- סדנה לפרויקטים - 89385
- Omri Fridental
- Guy Wolf
- Oren Schwartz
- Dr. Ariel Roth
- Asi Barak
Our vision was based on a real-life problem – gallery management.
Gallery management refers to searching images in the gallery, deleting unwanted images, and so on. one would want to use it for many different reasons - quick and easy search of images, phone memory management and more.
We wanted to create an Images specific pattern matcher.
The basic idea behind this, is that some users sometimes want to filter their gallery based on some non-trivial image pattern.
This pattern is often hard to define mathematically. Therefore, we can use machine learning and image processing algorithms to find all images that match this pattern in one’s gallery.
we wanted to create an application which uses this pattern matching on popular real life problems -
- memes classifying - given an image, is it a meme?
- searching by meme template - given an image, and a template image, is the image a meme that is constructed using the template image?
It is a bit complicated to explain for those who have not heard the term before.
Wikipedia defines a meme:
”an idea, behavior, or style that spreads by means of imitation from person to person within a culture and often carries symbolic meaning representing a particular phenomenon or theme”
But a good rule of thumb, that works for most memes, is that a meme is a picture, with some funny text on it.
a few examples may explain it better than all:
A meme template is a plain image that has room for text, or other modifications. These images are specifically designed to create memes.
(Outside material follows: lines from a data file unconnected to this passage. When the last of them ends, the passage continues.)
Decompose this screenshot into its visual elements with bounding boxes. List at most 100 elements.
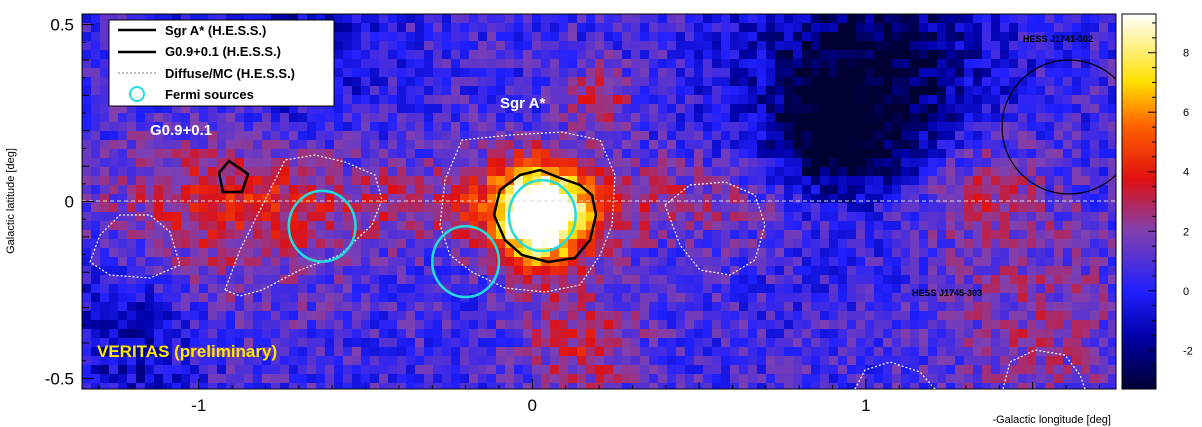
heatmap-cell [1009,347,1019,357]
heatmap-cell [316,266,326,276]
heatmap-cell [865,113,875,123]
heatmap-cell [127,320,137,330]
heatmap-cell [676,104,686,114]
heatmap-cell [703,176,713,186]
heatmap-cell [892,383,902,389]
heatmap-cell [541,275,551,285]
heatmap-cell [442,293,452,303]
heatmap-cell [667,230,677,240]
heatmap-cell [370,203,380,213]
heatmap-cell [1054,131,1064,141]
heatmap-cell [1072,131,1082,141]
heatmap-cell [991,68,1001,78]
heatmap-cell [352,374,362,384]
heatmap-cell [280,167,290,177]
heatmap-cell [730,104,740,114]
heatmap-cell [1090,68,1100,78]
heatmap-cell [721,59,731,69]
heatmap-cell [883,365,893,375]
heatmap-cell [451,131,461,141]
legend-label-diffuse: Diffuse/MC (H.E.S.S.) [165,66,295,81]
heatmap-cell [91,149,101,159]
heatmap-cell [145,113,155,123]
heatmap-cell [343,203,353,213]
heatmap-cell [397,167,407,177]
heatmap-cell [451,284,461,294]
heatmap-cell [667,41,677,51]
heatmap-cell [379,302,389,312]
heatmap-cell [604,104,614,114]
heatmap-cell [694,50,704,60]
heatmap-cell [163,122,173,132]
heatmap-cell [82,167,92,177]
heatmap-cell [1009,167,1019,177]
heatmap-cell [1099,329,1109,339]
heatmap-cell [199,293,209,303]
heatmap-cell [163,320,173,330]
heatmap-cell [271,293,281,303]
heatmap-cell [892,167,902,177]
heatmap-cell [1054,140,1064,150]
heatmap-cell [1036,32,1046,42]
heatmap-cell [541,338,551,348]
heatmap-cell [100,257,110,267]
heatmap-cell [127,185,137,195]
heatmap-cell [586,50,596,60]
heatmap-cell [730,41,740,51]
heatmap-cell [829,203,839,213]
heatmap-cell [1027,230,1037,240]
heatmap-cell [1054,383,1064,389]
heatmap-cell [586,374,596,384]
heatmap-cell [244,140,254,150]
heatmap-cell [451,158,461,168]
heatmap-cell [1009,95,1019,105]
heatmap-cell [316,158,326,168]
heatmap-cell [1072,194,1082,204]
heatmap-cell [811,356,821,366]
heatmap-cell [352,167,362,177]
heatmap-cell [424,23,434,33]
heatmap-cell [82,77,92,87]
heatmap-cell [775,32,785,42]
heatmap-cell [838,302,848,312]
heatmap-cell [199,14,209,24]
heatmap-cell [766,77,776,87]
heatmap-cell [460,122,470,132]
heatmap-cell [1000,266,1010,276]
heatmap-cell [595,77,605,87]
heatmap-cell [415,293,425,303]
heatmap-cell [379,50,389,60]
heatmap-cell [658,338,668,348]
heatmap-cell [1099,365,1109,375]
heatmap-cell [1072,140,1082,150]
heatmap-cell [271,374,281,384]
heatmap-cell [127,374,137,384]
heatmap-cell [757,374,767,384]
heatmap-cell [262,185,272,195]
heatmap-cell [568,347,578,357]
heatmap-cell [1009,230,1019,240]
heatmap-cell [325,194,335,204]
heatmap-cell [460,212,470,222]
heatmap-cell [271,266,281,276]
heatmap-cell [1045,383,1055,389]
heatmap-cell [406,284,416,294]
heatmap-cell [766,284,776,294]
heatmap-cell [469,311,479,321]
heatmap-cell [379,239,389,249]
heatmap-cell [694,320,704,330]
heatmap-cell [559,338,569,348]
heatmap-cell [739,131,749,141]
heatmap-cell [1081,41,1091,51]
heatmap-cell [280,104,290,114]
heatmap-cell [847,140,857,150]
heatmap-cell [109,230,119,240]
heatmap-cell [415,365,425,375]
heatmap-cell [775,338,785,348]
heatmap-cell [982,14,992,24]
heatmap-cell [208,248,218,258]
heatmap-cell [928,275,938,285]
heatmap-cell [613,77,623,87]
heatmap-cell [613,50,623,60]
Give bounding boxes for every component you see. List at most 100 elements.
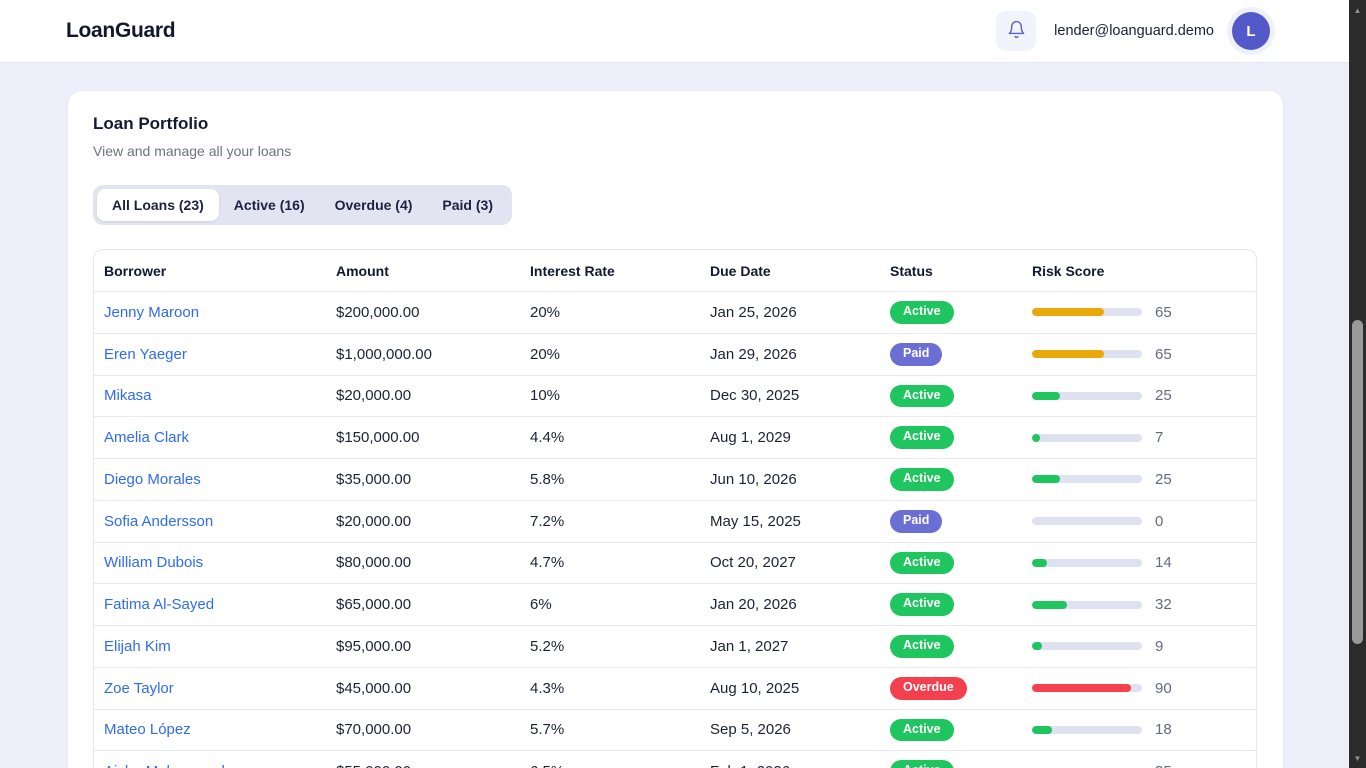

people mostly use well known templates - each template has a say or a certian logic to follow when users captioning it.
for example, for the 3 examples given above:
- "Expanding Brain" meme template - shows a progress of mind in some things.
- "One does not simply" meme template - describes a difficulty of a task.
- "Success kid" meme template - designate either success or frustration.
the important note about meme templates is that each template can be used a whole lot of times.
for example, this are a few different uses of the "Drake" meme template (which basically describes good option and bad option):
An important thing to note about memes is that the well known templates, are filling the internet - there are hundred of thousands memes captioning each template, going mainly through social medias, chatting applications and more.
most people today, knowingly or not, have phone galleries that are filled with hundred or even thousands meme pictures. whether they made it or someone sent it to them, or to a group chat they are in.
Therefore, there a few common use cases we thought we can solve:
- People who love the absence of memes in their gallery, and want to find memes in there. more specifically, they would want to search memes that correspond to well known templates of their choice, or basically any other image that can be treated as a template.
- People who hate having so many memes in their gallery, and would like to delete them all.
In both cases, the people would have to search manually.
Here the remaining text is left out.